La guerre de la Russie en Ukraine a créé la “meilleure opportunité” pour l’industrie nucléaire japonaise d’organiser un retour depuis la catastrophe de Fukushima en 2011, selon le plus grand fabricant de réacteurs du pays.
Akihiko Kato, chef de la division nucléaire de Mitsubishi Heavy Industries, a déclaré dans une interview au Financial Times que l’énergie nucléaire était une alternative géopolitiquement plus sûre à l’énergie russe.
“Il pourrait être difficile d’importer du carburant de Russie à l’avenir. Les gens se rendent compte que tant que nous importerons du carburant de l’étranger, il y aura toujours une crainte d’instabilité », a déclaré Kato, s’exprimant au siège de la société à Tokyo.
“Beaucoup ont changé d’avis sur l’énergie nucléaire, qui est une source d’énergie stable et domestique.”
La forte dépendance du Japon aux importations de gaz russe a ravivé le débat sur l’énergie nucléaire dans le pays plus d’une décennie après que les régulateurs ont mis hors service la plupart des centrales à la suite de l’une des pires catastrophes nucléaires de l’histoire.
La troisième économie mondiale a été plongée dans une crise énergétique exacerbée par la flambée des prix du gaz naturel liquéfié et du pétrole. Le Japon importe environ 9 % de son GNL de Russie, ce qui le place dans une position diplomatique difficile alors que ses alliés occidentaux imposent des sanctions à Moscou.
Mais contrairement aux États-Unis, qui s’approvisionnent pour près d’un quart de leur uranium transformé en Russie, le Japon importe environ 55 % de son uranium transformé en provenance de pays d’Europe occidentale, selon Ryan Kronk, analyste des marchés de l’électricité chez Rystad Energy.

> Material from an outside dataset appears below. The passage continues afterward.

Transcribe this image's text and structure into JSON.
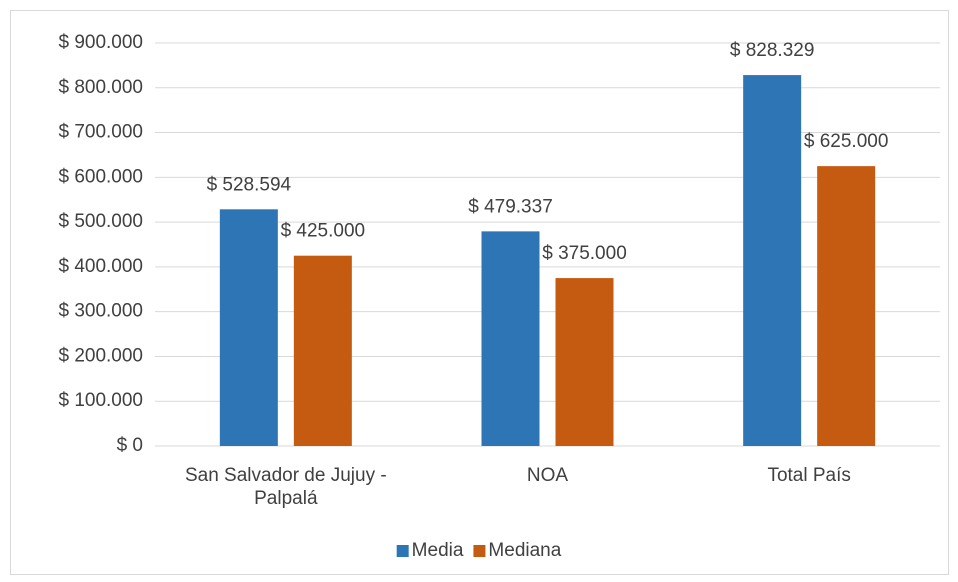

Les remarques de Kato soulignent le changement dans le discours nucléaire du pays par une industrie qui a reculé et est maintenant enhardie à s’exprimer. Ces remarques interviennent après que le Premier ministre Fumio Kishida a déclaré aux investisseurs plus tôt ce mois-ci à Londres que le Japon utiliserait l’énergie nucléaire pour “aider le monde à réaliser la dé-russification de l’énergie”.
“Le ton du gouvernement est en train de changer”, a déclaré Kato, exhortant Kishida à se prononcer encore plus fermement en faveur du redémarrage des centrales nucléaires.
Il est déjà prévu que certaines usines recommencent à fonctionner dès 2023, a-t-il déclaré, ajoutant que les usines de la préfecture occidentale de Shimane et d’Onagawa dans le nord sont probablement prêtes à redémarrer car elles ont passé les inspections de sécurité.
Le Japon tirait environ un tiers de son énergie de 54 réacteurs nucléaires avant la catastrophe de Fukushima. Désormais, seuls quatre sont opérationnels et 10 ont reçu des approbations de redémarrage.
Le conglomérat de 12 milliards de dollars n’a pas construit de nouvelle centrale nucléaire depuis 2009 et s’est plutôt concentré sur la maintenance et le soutien de ses 16 réacteurs existants.
L’une des sources de revenus importantes pour l’entreprise a été la mise en place d’installations d’urgence pour fermer les centrales en toute sécurité au cas où les réacteurs seraient détruits par des attaques terroristes ou d’autres catastrophes naturelles.
Mitsubishi Heavy s’attend à une augmentation des commandes de composants en provenance d’Europe dans les années à venir, alors que des pays comme le Royaume-Uni et la France s’engagent à construire de nouvelles centrales nucléaires, a déclaré Kato.
“Le Japon a désespérément besoin d’améliorer son autonomie énergétique”, a déclaré Tom O’Sullivan de Mathyos, un cabinet de conseil en énergie et défense basé à Tokyo.
“Les centrales nucléaires sont un coût irrécupérable et sont un actif sous-exploité depuis 2011. Sans elles, nos prix de l’électricité grimperont probablement en flèche, causant des dommages économiques importants.”
L’opinion publique japonaise reste prudente vis-à-vis de l’énergie nucléaire. Mais un récent sondage réalisé par Nikkei a montré que 53 % des personnes interrogées soutiendraient le redémarrage des réacteurs nucléaires si la sécurité pouvait être assurée, la proportion la plus élevée depuis Fukushima.
L’année dernière, l’Autorité de réglementation nucléaire du pays a découvert de graves manquements à la sécurité à la centrale de Kashiwazaki Kariwa, l’une des plus grandes centrales nucléaires du monde, exploitée par Tokyo Electric.
Bien que la centrale ait passé une inspection de sécurité, elle n’est pas autorisée à reprendre ses activités tant que le régulateur n’a pas levé son ordonnance interdisant le transfert de combustible nucléaire émise après le scandale.